U.S. officials said on Thursday there was little hope of finding anyone still alive in the rubble of scores of houses destroyed by suicide bombers in northern Iraq.
Possible death tolls given by officials from the apparently coordinated truck bombings of two remote villages inhabited by members of the minority Yazidi sect ranged from 175 to as high as 500. Hundreds more were wounded.
Rescuers dug through the rubble of bomb-flattened buildings throughout Wednesday in scenes reminiscent of an earthquake zone. Bodies covered by blankets were laid in the street and outside a municipal building.
Major Rodger Lemons, operations officer for a U.S. brigade in the area, said on Thursday rescue efforts were beginning to wind up. About 600 people had been made homeless, he added.
"My assessment is there's probably no one left alive in the rubble," he added. "We've transitioned through to a clean-up phase."

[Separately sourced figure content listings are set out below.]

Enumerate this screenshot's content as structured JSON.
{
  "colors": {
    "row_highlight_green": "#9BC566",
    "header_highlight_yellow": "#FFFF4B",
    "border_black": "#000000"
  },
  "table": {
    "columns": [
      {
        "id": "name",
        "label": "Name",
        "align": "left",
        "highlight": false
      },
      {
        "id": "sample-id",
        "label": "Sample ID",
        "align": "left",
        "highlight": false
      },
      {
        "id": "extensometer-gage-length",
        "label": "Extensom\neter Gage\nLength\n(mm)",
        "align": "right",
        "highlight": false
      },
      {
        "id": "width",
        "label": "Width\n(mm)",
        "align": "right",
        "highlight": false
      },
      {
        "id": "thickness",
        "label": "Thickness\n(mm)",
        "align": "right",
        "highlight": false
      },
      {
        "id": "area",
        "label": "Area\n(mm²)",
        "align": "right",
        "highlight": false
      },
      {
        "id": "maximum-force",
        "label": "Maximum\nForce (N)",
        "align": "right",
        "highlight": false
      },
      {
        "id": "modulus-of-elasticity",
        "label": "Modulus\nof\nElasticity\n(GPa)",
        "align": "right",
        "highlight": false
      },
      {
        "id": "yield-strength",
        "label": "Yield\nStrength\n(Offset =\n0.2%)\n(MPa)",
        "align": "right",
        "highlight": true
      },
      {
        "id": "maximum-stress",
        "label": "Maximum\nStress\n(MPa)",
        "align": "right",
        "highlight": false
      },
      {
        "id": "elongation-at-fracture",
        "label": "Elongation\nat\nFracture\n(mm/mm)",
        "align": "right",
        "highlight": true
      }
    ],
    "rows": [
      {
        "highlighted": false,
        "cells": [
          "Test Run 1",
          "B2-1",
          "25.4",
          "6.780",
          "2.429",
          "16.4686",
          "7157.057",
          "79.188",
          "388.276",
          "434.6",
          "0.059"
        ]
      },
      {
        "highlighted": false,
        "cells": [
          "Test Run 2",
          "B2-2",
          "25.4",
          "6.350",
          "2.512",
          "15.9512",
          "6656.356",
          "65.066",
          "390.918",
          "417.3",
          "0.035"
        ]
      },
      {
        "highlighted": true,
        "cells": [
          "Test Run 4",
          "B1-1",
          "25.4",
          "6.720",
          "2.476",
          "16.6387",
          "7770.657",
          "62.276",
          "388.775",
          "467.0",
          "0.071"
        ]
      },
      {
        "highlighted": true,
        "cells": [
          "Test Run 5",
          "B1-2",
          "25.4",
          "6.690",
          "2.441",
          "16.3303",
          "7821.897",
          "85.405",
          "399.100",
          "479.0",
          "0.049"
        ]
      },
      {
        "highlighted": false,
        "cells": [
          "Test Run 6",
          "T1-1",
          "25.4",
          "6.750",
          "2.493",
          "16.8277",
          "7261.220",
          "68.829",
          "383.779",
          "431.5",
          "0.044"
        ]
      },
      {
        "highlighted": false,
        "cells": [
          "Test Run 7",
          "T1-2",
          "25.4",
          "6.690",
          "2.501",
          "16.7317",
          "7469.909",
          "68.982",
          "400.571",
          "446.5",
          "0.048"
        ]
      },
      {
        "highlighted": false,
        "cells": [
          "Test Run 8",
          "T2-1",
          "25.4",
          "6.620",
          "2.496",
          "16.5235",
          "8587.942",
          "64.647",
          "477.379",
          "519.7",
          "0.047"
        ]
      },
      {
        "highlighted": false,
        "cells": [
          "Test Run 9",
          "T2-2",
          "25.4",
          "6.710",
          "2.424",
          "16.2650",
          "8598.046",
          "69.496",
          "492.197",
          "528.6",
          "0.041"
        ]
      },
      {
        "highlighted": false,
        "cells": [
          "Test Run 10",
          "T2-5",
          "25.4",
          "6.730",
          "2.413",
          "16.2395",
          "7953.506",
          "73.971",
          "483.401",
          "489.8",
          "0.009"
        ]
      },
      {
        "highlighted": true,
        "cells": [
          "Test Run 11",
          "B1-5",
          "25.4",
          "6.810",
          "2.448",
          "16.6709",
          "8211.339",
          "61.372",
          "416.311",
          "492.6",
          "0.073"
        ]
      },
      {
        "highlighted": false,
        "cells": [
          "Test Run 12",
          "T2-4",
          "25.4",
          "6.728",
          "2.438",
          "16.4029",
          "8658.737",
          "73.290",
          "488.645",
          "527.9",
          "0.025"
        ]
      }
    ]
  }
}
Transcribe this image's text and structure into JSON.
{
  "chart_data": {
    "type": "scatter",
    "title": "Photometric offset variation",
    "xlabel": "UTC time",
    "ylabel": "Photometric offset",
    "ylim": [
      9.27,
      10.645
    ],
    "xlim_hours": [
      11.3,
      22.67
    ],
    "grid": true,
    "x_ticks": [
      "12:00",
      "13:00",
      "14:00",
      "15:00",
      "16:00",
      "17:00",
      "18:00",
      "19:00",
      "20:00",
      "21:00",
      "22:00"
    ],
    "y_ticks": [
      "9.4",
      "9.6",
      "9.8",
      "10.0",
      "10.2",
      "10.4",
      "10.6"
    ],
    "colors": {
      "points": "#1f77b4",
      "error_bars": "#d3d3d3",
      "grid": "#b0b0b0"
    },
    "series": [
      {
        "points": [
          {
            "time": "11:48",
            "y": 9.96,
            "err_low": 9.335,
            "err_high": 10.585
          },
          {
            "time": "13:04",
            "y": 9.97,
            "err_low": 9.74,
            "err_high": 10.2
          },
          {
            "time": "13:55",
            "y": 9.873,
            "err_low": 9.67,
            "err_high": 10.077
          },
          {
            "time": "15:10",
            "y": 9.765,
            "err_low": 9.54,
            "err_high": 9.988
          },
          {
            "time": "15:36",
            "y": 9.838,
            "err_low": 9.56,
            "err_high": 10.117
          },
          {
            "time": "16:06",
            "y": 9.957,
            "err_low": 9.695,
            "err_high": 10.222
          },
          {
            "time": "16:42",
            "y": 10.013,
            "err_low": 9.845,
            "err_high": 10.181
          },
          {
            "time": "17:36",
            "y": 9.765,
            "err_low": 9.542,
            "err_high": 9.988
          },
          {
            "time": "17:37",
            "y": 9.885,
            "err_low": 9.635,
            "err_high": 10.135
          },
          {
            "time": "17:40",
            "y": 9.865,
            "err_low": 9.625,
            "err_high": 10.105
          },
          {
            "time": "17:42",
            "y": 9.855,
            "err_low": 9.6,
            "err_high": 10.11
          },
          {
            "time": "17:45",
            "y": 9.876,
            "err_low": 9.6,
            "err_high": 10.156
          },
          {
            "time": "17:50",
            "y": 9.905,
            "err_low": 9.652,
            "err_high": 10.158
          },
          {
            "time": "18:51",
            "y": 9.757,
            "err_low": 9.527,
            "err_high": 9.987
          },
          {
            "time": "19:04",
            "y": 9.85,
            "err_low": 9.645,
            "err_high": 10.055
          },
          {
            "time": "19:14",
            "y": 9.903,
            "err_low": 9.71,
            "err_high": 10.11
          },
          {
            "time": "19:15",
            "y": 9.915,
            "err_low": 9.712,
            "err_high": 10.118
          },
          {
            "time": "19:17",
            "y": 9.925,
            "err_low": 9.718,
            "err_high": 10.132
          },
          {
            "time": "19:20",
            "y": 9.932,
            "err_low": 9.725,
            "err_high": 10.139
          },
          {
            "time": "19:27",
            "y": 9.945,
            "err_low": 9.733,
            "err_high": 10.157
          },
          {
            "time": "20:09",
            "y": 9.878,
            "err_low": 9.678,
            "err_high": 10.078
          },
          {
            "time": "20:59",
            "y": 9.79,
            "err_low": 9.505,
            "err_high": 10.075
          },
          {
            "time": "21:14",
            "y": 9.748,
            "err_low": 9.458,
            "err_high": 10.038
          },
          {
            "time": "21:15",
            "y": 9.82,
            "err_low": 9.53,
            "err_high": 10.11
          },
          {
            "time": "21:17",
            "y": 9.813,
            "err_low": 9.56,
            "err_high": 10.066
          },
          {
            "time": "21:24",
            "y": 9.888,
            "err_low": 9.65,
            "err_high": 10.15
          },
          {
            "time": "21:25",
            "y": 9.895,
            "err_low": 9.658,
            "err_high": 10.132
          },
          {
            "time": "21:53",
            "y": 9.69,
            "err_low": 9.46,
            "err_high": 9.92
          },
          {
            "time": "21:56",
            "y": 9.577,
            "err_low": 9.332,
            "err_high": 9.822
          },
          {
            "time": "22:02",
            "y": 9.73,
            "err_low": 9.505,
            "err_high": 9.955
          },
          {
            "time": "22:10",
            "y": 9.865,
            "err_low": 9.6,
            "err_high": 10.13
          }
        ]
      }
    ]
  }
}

The U.S. military has said al Qaeda is the prime suspect for the attack on the Yazidis, seen by Sunni militants as infidels.
Lemons said it appeared two garbage trucks packed with explosives had been driven into each of the two villages, Kahtaniya and al-Jazeera.
In al-Jazeera, Iraqi security forces shot and killed the driver of one truck before it reached the village. Both trucks detonated in Kahtaniya village, he said.
The bombings were the worst coordinated attack in Iraq since November 2006, when six car bombs in different areas of Baghdad's Shi'ite Sadr City killed 200 people and wounded 250. That was the biggest attack since the U.S.-led invasion in 2003.